Comment ne pas croire que la réussite n’est due qu’à l’habileté et au talent de celui qui a réussi. D’où leur croyance intime qu’il possède les talents et habiletés qui en font un gagnant qui va continuer à gagner. Cela se remarque facilement dans les histoires qu’il aime bien raconter : celles de ses réussites, des contrats qu’il a gagnés, de grandes réalisations. Même lorsqu’il nous parle des réussites collectives d’une équipe, il garde cette conviction que sa contribution était quand même plus significative que ne pourraient le laisser entendre les faits.

Cette croyance n’est pas si négative ; elle peut nous donner envie de prendre des risques, d’entreprendre. Mais elle peut aussi être un obstacle lorsqu’elle conduit certains à se comparer systématiquement aux autres en, comme le dit Marshall Goldsmith, « faisant pencher la balance en leur faveur ».

Deuxième croyance : Je peux réussir

C’est la conséquence logique de la croyance précédente.

« C’est une autre façon de dire : Je suis certain que je peux réussir ».

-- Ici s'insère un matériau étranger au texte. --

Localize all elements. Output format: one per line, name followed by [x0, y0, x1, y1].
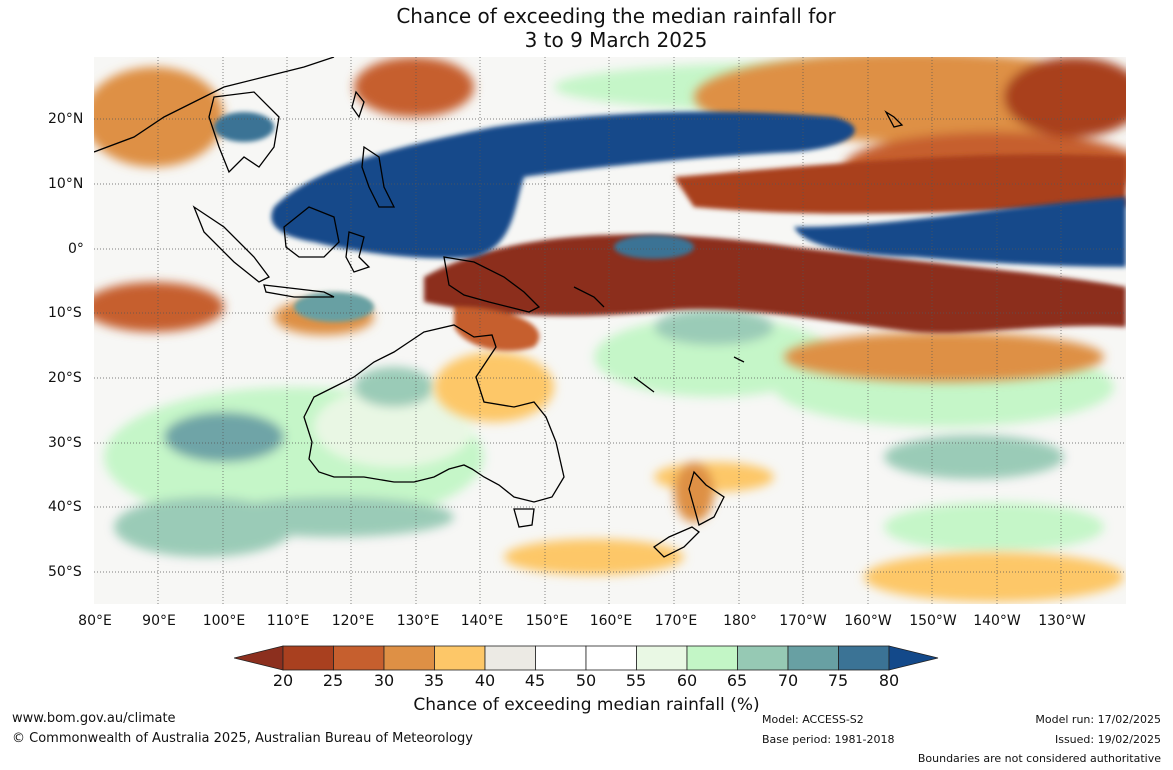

C’est la manie des gens qui ont connu le succès de croire qu’ils ont en eux la capacité de toujours réussir, que grâce à leurs talents ou leurs ressources intellectuelles, ils peuvent toujours faire basculer une situation en leur faveur. Leur croyance, c’est que le succès est un « gain » résultant de leur habileté, même lorsque ce n’est pas le cas, et qu’il y a toujours un lien entre ce qu’ils ont accompli et la position qu’ils occupent, même si rien ne démontre ce lien.

L’erreur dans ce type de croyance c’est «Je réussis. J’adopte tel comportement. Donc je réussis à cause de ce comportement ! ». Alors que c’est peut-être l’inverse : ils réussissent parfois en dépit de ce comportement. Pas facile, alors, de les faire changer de comportement.

Troisième croyance : Je réussirai

« C’est une façon de dire : J’ai la motivation qu’il faut pour réussir ».

« Si j’ai réussi fait référence au passé, et je peux réussir au présent, alors je réussirai fait référence à l’avenir ».

C’est cet optimisme inébranlable qui persuade que le succès est un dû à celui qui a réussi.

Mais le revers de la médaille, c’est de mettre la pression sur ses collaborateurs, en leur faisant faire des promesses, ou fixer des objectifs, que même les plus dévoués n’arriveront pas à tenir. Cette attitude systématique peut même aller jusqu’à un surmenage des effectifs, et une équipe qui s’affaiblit, obtenant de moins en moins de résultats.

Quatrième croyance : Je choisis de réussir

C’est la croyance qui fait croire aux gens qui réussissent que ce qu’ils font résulte d’un choix personnel.

Le risque, ici, est ce qu’on appelle la « dissonance cognitive » et que Marshall Goldsmith décrit ainsi :

«  C’est l’écart entre ce que nous croyons dans notre esprit et ce que nous vivons ou voyons dans la réalité. Plus nous voulons croire que quelque chose est vrai, moins il est probable que nous acceptions de croire que le contraire est vrai, même lorsque tout prouve que nous avons tort ».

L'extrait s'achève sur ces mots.